Benign neglect and facing up to inadequacy

I’m giving my blog a little bit of a dust off. It’s been suffering a bit of benign neglect, like the study you keep meaning to go into but get distracted. On the surface, it might all look fine, and dust motes look so pretty in the afternoon sunshine, but that grittiness sticks to your fingertips, no matter how you rub them. 

Most of it was feelings of inadequacy. Other writers I know were talking about their year’s achievements. Inevitably, this turned into: What have I done? And the answer felt like measurably nothing, whatever has been happening in my personal and other professional life. And I couldn’t think of anyone who would want to know about it.

It is, however, a quintessential part of the creative career: many years look like nothing was achieved. And sometimes trying to drill down into that encourages the Imposter’s whisperings in your ear and a fugue of depression and hopelessness settles upon your shoulders. 

So, I just wanted to address that before I say I am back. I want to post about my recent trip to Europe and other bits of life I experience for me, and if any of you want to read that, then that’s great. If not, it’s your life. 

And that’s all there is to it. 

4 thoughts on “Benign neglect and facing up to inadequacy”

  1. Sometimes it’s just a fallow period and that’s okay, or it’s piecemeal work that doesn’t look like much until it is all gathered up. Or it’s just a much needed rest and time away. Or it’s time to quietly and gently process and make peace with a long run of rejections. Or there’s just better things to be doing.

    None of it means we are never not a writer though. It’s in our blood.

    It’s good to see you back!

    1. Thanks Jodi. Good to be back. And yes, there’s lots of good or otherwise reasons, but it does make that imposter a bold jerk. I’m glad to have you as one of my friends on these journeys.

      1. I am finding the Imposter has lost lots of steam since I’ve returned to my core reason for writing. Imposter can’t rock my boat when I only have to make myself happy and enjoy the process. It’s an added bonus to be back in my happy place collabing with people whose work I adore.

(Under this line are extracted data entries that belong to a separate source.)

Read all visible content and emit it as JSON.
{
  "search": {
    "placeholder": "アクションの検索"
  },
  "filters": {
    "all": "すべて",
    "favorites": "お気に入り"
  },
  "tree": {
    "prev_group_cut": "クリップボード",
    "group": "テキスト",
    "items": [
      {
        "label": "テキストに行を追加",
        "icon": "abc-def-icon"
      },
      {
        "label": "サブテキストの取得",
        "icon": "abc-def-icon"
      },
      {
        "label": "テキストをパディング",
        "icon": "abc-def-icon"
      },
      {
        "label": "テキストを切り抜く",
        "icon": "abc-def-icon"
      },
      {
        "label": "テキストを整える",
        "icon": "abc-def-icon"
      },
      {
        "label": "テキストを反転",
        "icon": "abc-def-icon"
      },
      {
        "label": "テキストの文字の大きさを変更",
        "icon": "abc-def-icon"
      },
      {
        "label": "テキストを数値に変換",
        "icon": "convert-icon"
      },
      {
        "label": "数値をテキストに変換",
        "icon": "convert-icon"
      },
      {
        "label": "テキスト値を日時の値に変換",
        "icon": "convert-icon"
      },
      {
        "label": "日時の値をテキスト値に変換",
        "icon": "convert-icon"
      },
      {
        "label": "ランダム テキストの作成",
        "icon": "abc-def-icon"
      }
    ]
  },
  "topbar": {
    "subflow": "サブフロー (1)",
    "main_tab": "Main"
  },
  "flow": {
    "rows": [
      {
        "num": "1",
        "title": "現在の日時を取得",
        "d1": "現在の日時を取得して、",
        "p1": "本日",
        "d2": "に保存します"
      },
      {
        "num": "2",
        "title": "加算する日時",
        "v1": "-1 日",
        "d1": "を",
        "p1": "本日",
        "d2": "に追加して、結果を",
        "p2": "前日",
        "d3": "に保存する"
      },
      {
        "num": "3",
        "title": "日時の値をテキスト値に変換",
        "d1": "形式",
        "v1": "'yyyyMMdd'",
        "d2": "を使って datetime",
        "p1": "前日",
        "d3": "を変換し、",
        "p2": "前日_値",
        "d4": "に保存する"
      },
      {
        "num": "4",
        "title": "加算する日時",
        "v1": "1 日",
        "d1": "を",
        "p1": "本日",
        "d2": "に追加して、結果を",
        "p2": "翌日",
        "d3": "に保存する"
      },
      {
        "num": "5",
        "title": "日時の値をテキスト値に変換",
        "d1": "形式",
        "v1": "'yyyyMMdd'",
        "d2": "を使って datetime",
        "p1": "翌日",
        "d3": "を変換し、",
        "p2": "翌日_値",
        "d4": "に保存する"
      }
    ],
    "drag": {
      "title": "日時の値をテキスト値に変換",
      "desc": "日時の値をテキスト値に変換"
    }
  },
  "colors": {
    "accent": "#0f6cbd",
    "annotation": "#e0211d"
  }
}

        Letting go of the need to submit has freed me to enjoy and be fully immersed in the love of writing. But that’s just me.

        1. It was a bit submission success and a bit productivity for me. I’m not very productive for several reasons related to life in general. And “you’re not a writer if…” is fuel to the garbage fire that is the Imposter for me. Social media might be my ill really.